The only level that really stood out as being particularly bad was Rock Bottom. Everything looks so similar and I found myself getting disoriented just by turning around in the environment. It lacked any real clarity and I rushed through it to do the bare minimum so I could scratch it off my checklist.
I usually don’t like to call attention to price in my reviews but the game retails for a pretty comfy $29.99 on every major platform. It’s not a typical $60 game and that’s good, it is definitely a smaller budget title but one that still packs heart and fun. Spongebob Squarepants: Battle for Bikini Bottom Rehydrated feels like more of a remaster than a remake, it’s still pretty much the exact same game from 2003 with a new coat of paint.
The cutscenes are exactly as you remember them with updated visuals, which includes the awkward pauses and dead air for a few seconds at the end of each one. I also remembered stories were structured pretty poorly back in 2003 for many games. In Battle for Bikini Bottom, it feels like the story is happening separate from what you’re actually doing in gameplay.
You’ll walk into a new area like a new city block in Bikini Bottom and be teleported to the Posidedome.. for seemingly no reason other than because it’s time for a boss fight. I went to go to the Chum Bucket and this happened once again, it teleported me to a boss fight in some industrial area with a really jarring cutscene. There’s no real flow to the story and while the story isn’t that substantial to this game, it never failed to feel a bit out of place. Sure, the jokes are funny but it felt super disjointed and out of place.
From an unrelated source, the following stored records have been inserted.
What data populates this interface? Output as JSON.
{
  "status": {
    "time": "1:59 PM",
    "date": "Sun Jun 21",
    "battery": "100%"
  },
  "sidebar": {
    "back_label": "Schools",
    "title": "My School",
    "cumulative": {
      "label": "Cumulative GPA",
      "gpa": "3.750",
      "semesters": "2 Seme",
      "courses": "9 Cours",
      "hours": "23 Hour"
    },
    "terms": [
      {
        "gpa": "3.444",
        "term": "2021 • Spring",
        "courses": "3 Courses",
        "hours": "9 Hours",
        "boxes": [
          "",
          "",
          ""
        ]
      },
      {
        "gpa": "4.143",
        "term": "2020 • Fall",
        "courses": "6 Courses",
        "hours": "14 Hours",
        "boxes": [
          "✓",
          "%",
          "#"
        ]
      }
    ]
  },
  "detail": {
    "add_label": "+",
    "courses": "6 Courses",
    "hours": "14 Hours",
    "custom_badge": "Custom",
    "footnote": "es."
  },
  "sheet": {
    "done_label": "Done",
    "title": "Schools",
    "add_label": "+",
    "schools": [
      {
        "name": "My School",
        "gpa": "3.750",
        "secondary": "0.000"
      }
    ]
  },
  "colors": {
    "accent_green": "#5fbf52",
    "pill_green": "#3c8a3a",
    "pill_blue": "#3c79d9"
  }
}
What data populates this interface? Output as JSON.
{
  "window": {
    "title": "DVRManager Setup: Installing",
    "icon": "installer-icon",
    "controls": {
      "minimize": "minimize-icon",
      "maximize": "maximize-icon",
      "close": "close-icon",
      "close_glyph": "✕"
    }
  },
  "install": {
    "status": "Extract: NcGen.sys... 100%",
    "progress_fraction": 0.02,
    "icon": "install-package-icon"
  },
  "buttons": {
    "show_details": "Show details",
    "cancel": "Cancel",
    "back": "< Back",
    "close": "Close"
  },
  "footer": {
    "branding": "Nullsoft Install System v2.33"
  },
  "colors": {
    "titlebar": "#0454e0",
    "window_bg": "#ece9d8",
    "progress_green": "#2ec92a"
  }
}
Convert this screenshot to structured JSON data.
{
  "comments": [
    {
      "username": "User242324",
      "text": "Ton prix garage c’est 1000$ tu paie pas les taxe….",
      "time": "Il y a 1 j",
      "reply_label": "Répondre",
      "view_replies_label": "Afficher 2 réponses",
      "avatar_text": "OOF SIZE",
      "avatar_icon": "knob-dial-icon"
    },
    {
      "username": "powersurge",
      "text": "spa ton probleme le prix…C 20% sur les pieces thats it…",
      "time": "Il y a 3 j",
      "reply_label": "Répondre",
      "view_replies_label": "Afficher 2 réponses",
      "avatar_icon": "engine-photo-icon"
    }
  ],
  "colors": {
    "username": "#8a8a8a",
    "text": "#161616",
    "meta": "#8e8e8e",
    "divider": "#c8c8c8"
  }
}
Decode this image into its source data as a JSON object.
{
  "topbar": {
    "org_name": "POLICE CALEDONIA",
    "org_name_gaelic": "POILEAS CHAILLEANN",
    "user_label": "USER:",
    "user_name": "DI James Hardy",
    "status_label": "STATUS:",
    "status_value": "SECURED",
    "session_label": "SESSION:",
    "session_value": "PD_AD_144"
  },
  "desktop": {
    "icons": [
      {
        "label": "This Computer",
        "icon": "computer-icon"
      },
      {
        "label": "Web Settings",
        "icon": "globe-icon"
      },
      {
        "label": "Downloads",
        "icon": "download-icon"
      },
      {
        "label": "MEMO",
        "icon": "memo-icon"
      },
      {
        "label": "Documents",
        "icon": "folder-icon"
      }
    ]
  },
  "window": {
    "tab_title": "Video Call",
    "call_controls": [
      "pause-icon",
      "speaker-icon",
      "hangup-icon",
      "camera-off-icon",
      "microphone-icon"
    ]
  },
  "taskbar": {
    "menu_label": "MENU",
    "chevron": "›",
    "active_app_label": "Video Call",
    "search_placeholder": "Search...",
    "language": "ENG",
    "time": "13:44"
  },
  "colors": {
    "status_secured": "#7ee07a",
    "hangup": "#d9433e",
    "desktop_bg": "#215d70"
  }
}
Keeping in line with things that feel out of place is a carryover from the original game. The voice-overs are the same as they were in 2003. This includes those for Mr. Krabs and Mermaid Man who are voiced by a noticeable poor man’s impersonator of both of these characters. While the actor who plays Mermaid Man passed away and can’t record new lines, Mr. Krabs’ Clancy Brown is still alive and well. It would’ve been great to get him to finally come in and do those lines he never did in the original, especially since he’s doing games like Detroit: Become Human.
That said, the rest of the Spongebob cast is here and their performances still hold up. I feared maybe the jokes wouldn’t land since I’ve grown up and haven’t watched the show in well over a decade but surprisingly, I got plenty of audible laughs from Battle for Bikini Bottom Rehydrated. It has that stupid, irreverent humor of the show’s early days that’s strangely charming.
My biggest problem with Spongebob Squarepants: Battle for Bikini Bottom Rehydrated is that it has a lot of really strange bugs. I’m unable to get 100% completion right now as a golden spatula glitched out and disappeared right as I went to grab it, not giving me the credit for it. On the flip side, I acquired a task for Mrs. Puff in Kelp Forest and before I could even leave to go start doing it, she thanked me for completing it. I got an achievement and the golden spatula for completing the task… but I never actually did anything.
To make it even stranger, I was still able to collect the lost kids she wanted me to find despite the game believing I had already done so. There are a variety of other bugs and glitches such as your character being able to randomly clip through objects, sometimes causing you to fall to your death. I frequently found myself baffled or frustrated by some of these increasingly weird issues but hopefully, they can be ironed out in patches.
It’s also worth noting that Battle for Bikini Bottom Rehydrated includes a brand new two-player horde mode. This mode can be played online or split-screen but we didn’t get the opportunity to play it prior to embargo lifting for this review.
Spongebob Squarepants: Battle for Bikini Bottom Rehydrated definitely shows its age in this “remake”. It has a weirdly structured story, a few subpar boss fights, some bizarre bugs, and some other elements that could’ve used some proper touch-ups. That said, it still delivers on being a fun and easily accessible platformer that captures the heart and soul of the beloved Nickelodeon cartoon.